Abstract

Analyzing the work of the most influential architects of the middle of the 20th century, including the American architect Frank Lloyd Wright, it is possible to declare the presence of ideas at that time, which were later designed and prescribed by trendy deconstructivist architects in the nineties and early 2000s. In the middle of the 20th century, F. Wright continued to develop the principles of organicity in architecture, supplementing them with avant-garde aesthetics. Comparison of the graphic and three-dimensional morphology of buildings, methods and means of expression of the content of the master of architecture of the 20th century Frank Lloyd Wright during the extreme period of his work with the pattern of trendy deconstructivists leads to conclusions about the presence of the aesthetics of proto-deconstructivism in his author's philosophy. In his seventies, Wright experiments with the forms and graphic language of bricolage, which naturally transform into his philosophy of organic architecture. The objects proposed to be attributed to the period of proto-deconstructivism were created by Wright over a period of almost twenty years between 1937 and 1959. By its inner essence, the graphoplastic language of the projects was sharply avant-garde, so it was not always understandable for contemporaries.
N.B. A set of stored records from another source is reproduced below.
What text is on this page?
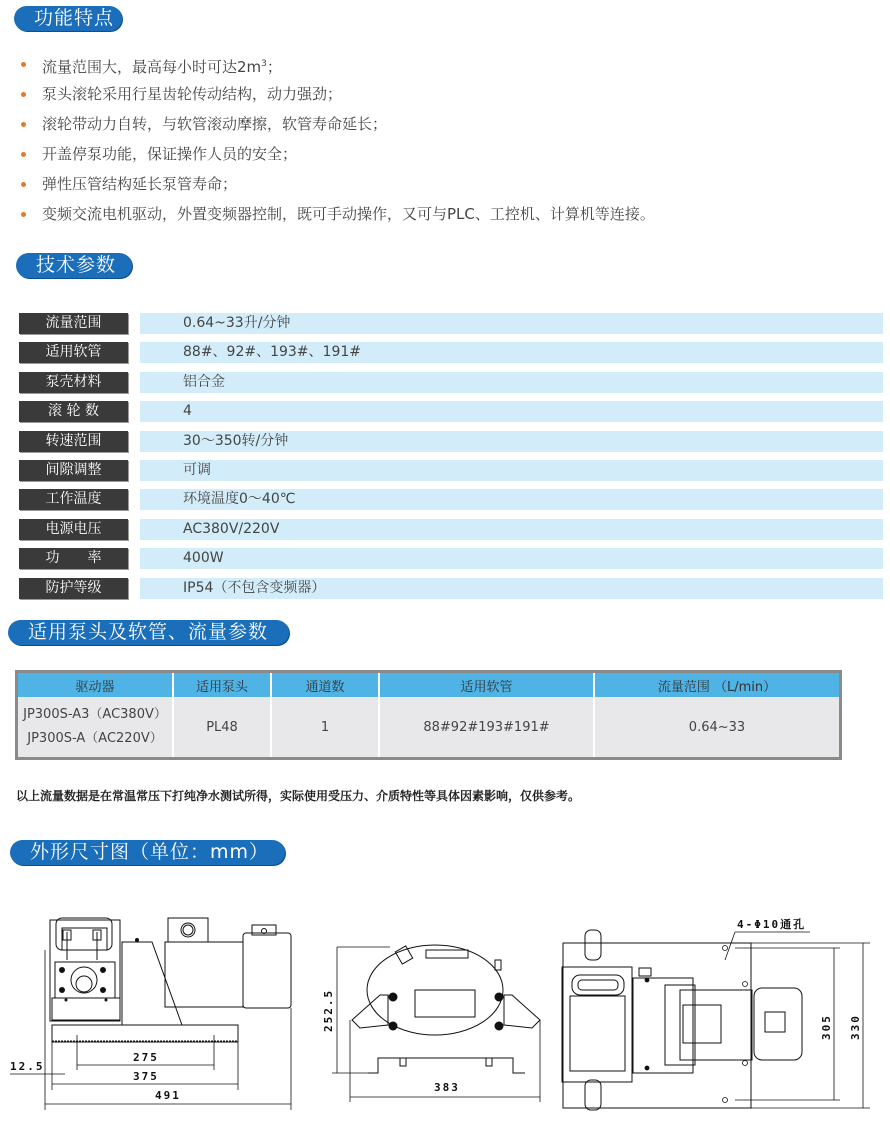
功能特点
流量范围大，最高每小时可达$2m^3$；
泵头滚轮采用行星齿轮传动结构，动力强劲；
滚轮带动力自转，与软管滚动摩擦，软管寿命延长；
开盖停泵功能，保证操作人员的安全；
弹性压管结构延长泵管寿命；
变频交流电机驱动，外置变频器控制，既可手动操作，又可与PLC、工控机、计算机等连接。
技术参数
流量范围	0.64~33升/分钟
适用软管	88#、92#、193#、191#
泵壳材料	铝合金
滚 轮 数	4
转速范围	30～350转/分钟
间隙调整	可调
工作温度	环境温度0～40℃
电源电压	AC380V/220V
功　　率	400W
防护等级	IP54（不包含变频器）
适用泵头及软管、流量参数
驱动器	适用泵头	通道数	适用软管	流量范围 （L/min）

JP300S-A3（AC380V）
JP300S-A（AC220V）	PL48	1	88#92#193#191#	0.64~33
以上流量数据是在常温常压下打纯净水测试所得，实际使用受压力、介质特性等具体因素影响，仅供参考。
外形尺寸图（单位：mm）
275
375
491
12.5
383
252.5
4-Φ10通孔
305 330
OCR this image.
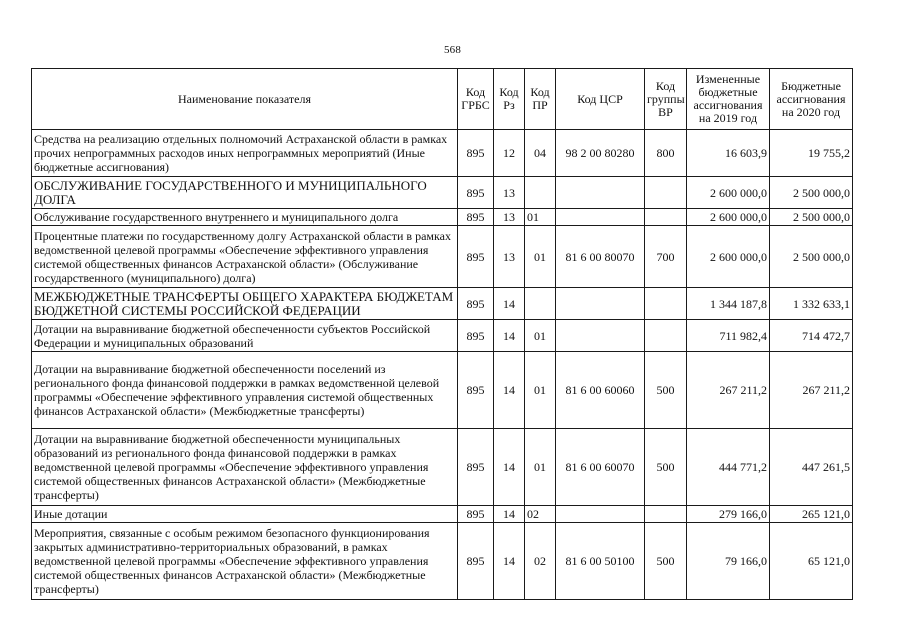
568
Наименование показателя	Код ГРБС	Код Рз	Код ПР	Код ЦСР	Код группы ВР	Измененные бюджетные ассигнования на 2019 год	Бюджетные ассигнования на 2020 год
Средства на реализацию отдельных полномочий Астраханской области в рамках прочих непрограммных расходов иных непрограммных мероприятий (Иные бюджетные ассигнования)	895	12	04	98 2 00 80280	800	16 603,9	19 755,2
ОБСЛУЖИВАНИЕ ГОСУДАРСТВЕННОГО И МУНИЦИПАЛЬНОГО ДОЛГА	895	13				2 600 000,0	2 500 000,0
Обслуживание государственного внутреннего и муниципального долга	895	13	01			2 600 000,0	2 500 000,0
Процентные платежи по государственному долгу Астраханской области в рамках ведомственной целевой программы «Обеспечение эффективного управления системой общественных финансов Астраханской области» (Обслуживание государственного (муниципального) долга)	895	13	01	81 6 00 80070	700	2 600 000,0	2 500 000,0
МЕЖБЮДЖЕТНЫЕ ТРАНСФЕРТЫ ОБЩЕГО ХАРАКТЕРА БЮДЖЕТАМ БЮДЖЕТНОЙ СИСТЕМЫ РОССИЙСКОЙ ФЕДЕРАЦИИ	895	14				1 344 187,8	1 332 633,1
Дотации на выравнивание бюджетной обеспеченности субъектов Российской Федерации и муниципальных образований	895	14	01			711 982,4	714 472,7
Дотации на выравнивание бюджетной обеспеченности поселений из регионального фонда финансовой поддержки в рамках ведомственной целевой программы «Обеспечение эффективного управления системой общественных финансов Астраханской области» (Межбюджетные трансферты)	895	14	01	81 6 00 60060	500	267 211,2	267 211,2
Дотации на выравнивание бюджетной обеспеченности муниципальных образований из регионального фонда финансовой поддержки в рамках ведомственной целевой программы «Обеспечение эффективного управления системой общественных финансов Астраханской области» (Межбюджетные трансферты)	895	14	01	81 6 00 60070	500	444 771,2	447 261,5
Иные дотации	895	14	02			279 166,0	265 121,0
Мероприятия, связанные с особым режимом безопасного функционирования закрытых административно-территориальных образований, в рамках ведомственной целевой программы «Обеспечение эффективного управления системой общественных финансов Астраханской области» (Межбюджетные трансферты)	895	14	02	81 6 00 50100	500	79 166,0	65 121,0
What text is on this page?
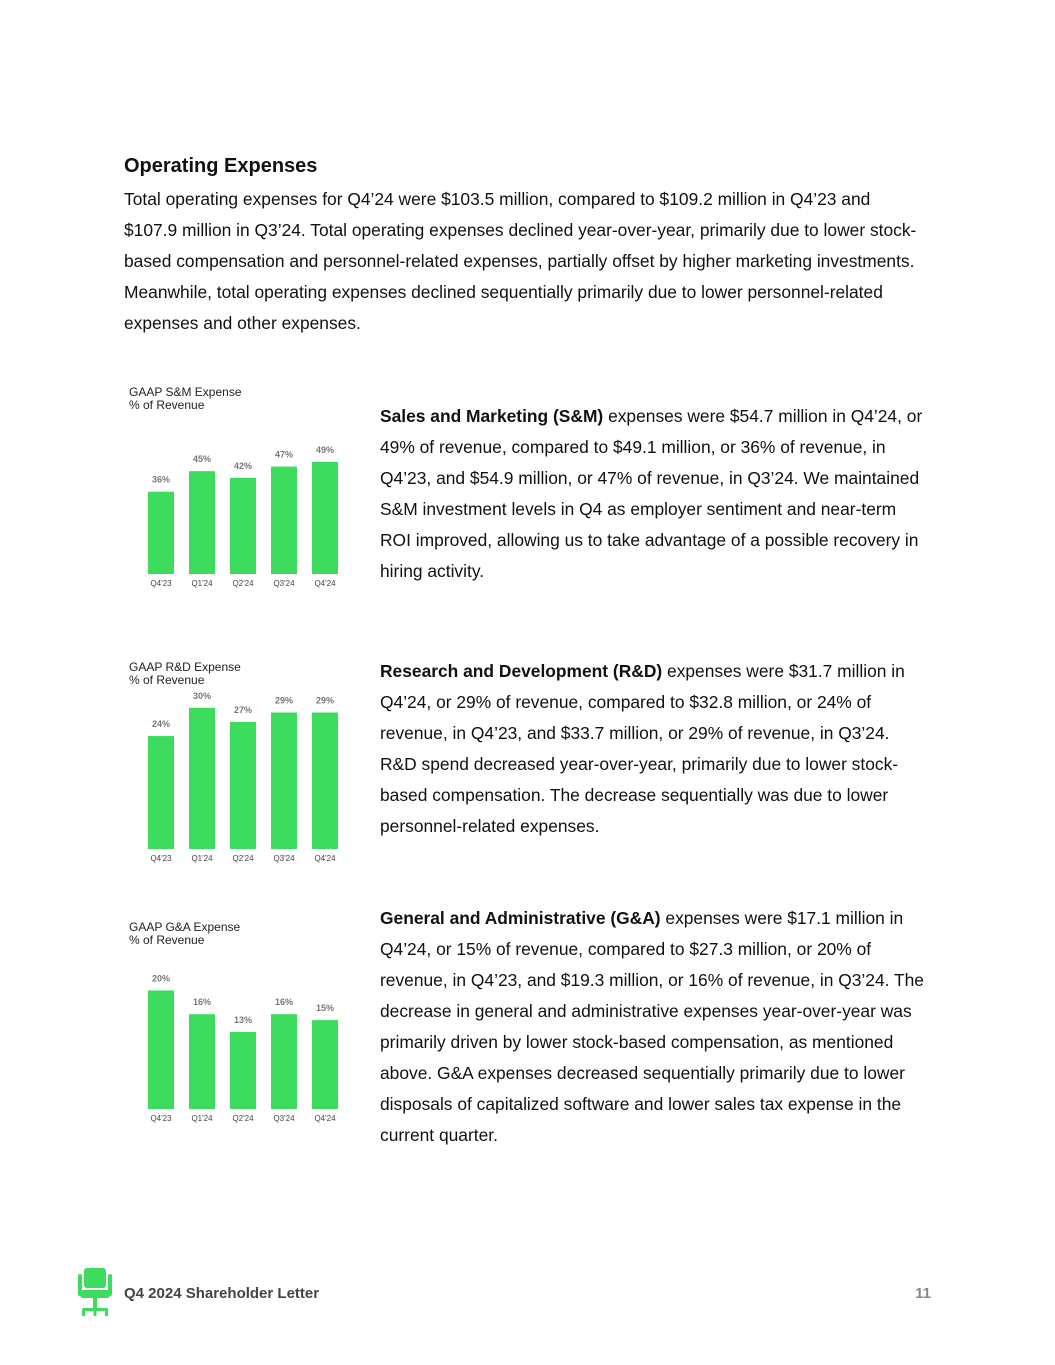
Operating Expenses

Total operating expenses for Q4’24 were $103.5 million, compared to $109.2 million in Q4’23 and $107.9 million in Q3’24. Total operating expenses declined year-over-year, primarily due to lower stock-based compensation and personnel-related expenses, partially offset by higher marketing investments. Meanwhile, total operating expenses declined sequentially primarily due to lower personnel-related expenses and other expenses.

GAAP S&M Expense
% of Revenue
36%
Q4'23
45%
Q1'24
42%
Q2'24
47%
Q3'24
49%
Q4'24

Sales and Marketing (S&M) expenses were $54.7 million in Q4’24, or 49% of revenue, compared to $49.1 million, or 36% of revenue, in Q4’23, and $54.9 million, or 47% of revenue, in Q3’24. We maintained S&M investment levels in Q4 as employer sentiment and near-term ROI improved, allowing us to take advantage of a possible recovery in hiring activity.

GAAP R&D Expense
% of Revenue
24%
Q4'23
30%
Q1'24
27%
Q2'24
29%
Q3'24
29%
Q4'24

Research and Development (R&D) expenses were $31.7 million in Q4’24, or 29% of revenue, compared to $32.8 million, or 24% of revenue, in Q4’23, and $33.7 million, or 29% of revenue, in Q3’24. R&D spend decreased year-over-year, primarily due to lower stock-based compensation. The decrease sequentially was due to lower personnel-related expenses.

GAAP G&A Expense
% of Revenue
20%
Q4'23
16%
Q1'24
13%
Q2'24
16%
Q3'24
15%
Q4'24

General and Administrative (G&A) expenses were $17.1 million in Q4’24, or 15% of revenue, compared to $27.3 million, or 20% of revenue, in Q4’23, and $19.3 million, or 16% of revenue, in Q3’24. The decrease in general and administrative expenses year-over-year was primarily driven by lower stock-based compensation, as mentioned above. G&A expenses decreased sequentially primarily due to lower disposals of capitalized software and lower sales tax expense in the current quarter.

Q4 2024 Shareholder Letter	11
Architectural historian, critic and publicist Rainer Behnem, in the introductory article to his book "A View of Modern Architecture: The Age of Masters", which was published during the postmodern era of the 80s, states the following "... in the last five years of his career, Wright created the meanest projects an old man could create” (Banham, 1975). Apologists of 20th century modernism Mies van der Rohe, Walter Gropius, Le Corbusier and Frank Wright, about whom Rainer Behnem wrote, felt in advance the stylistic flow that formed together with the avant-garde current and was defined by postmodern deconstructivism. When analyzing Wright's projects from the point of view of the presence in them of the aesthetics of proto-deconstructivism, similarities with recognized characteristic patterns of architecture of this style are revealed. Wright's author's philosophy about the naturalness, that is, the organicity of architecture, was proto-deconstructivist and was formed in parallel with global metaphysical trends.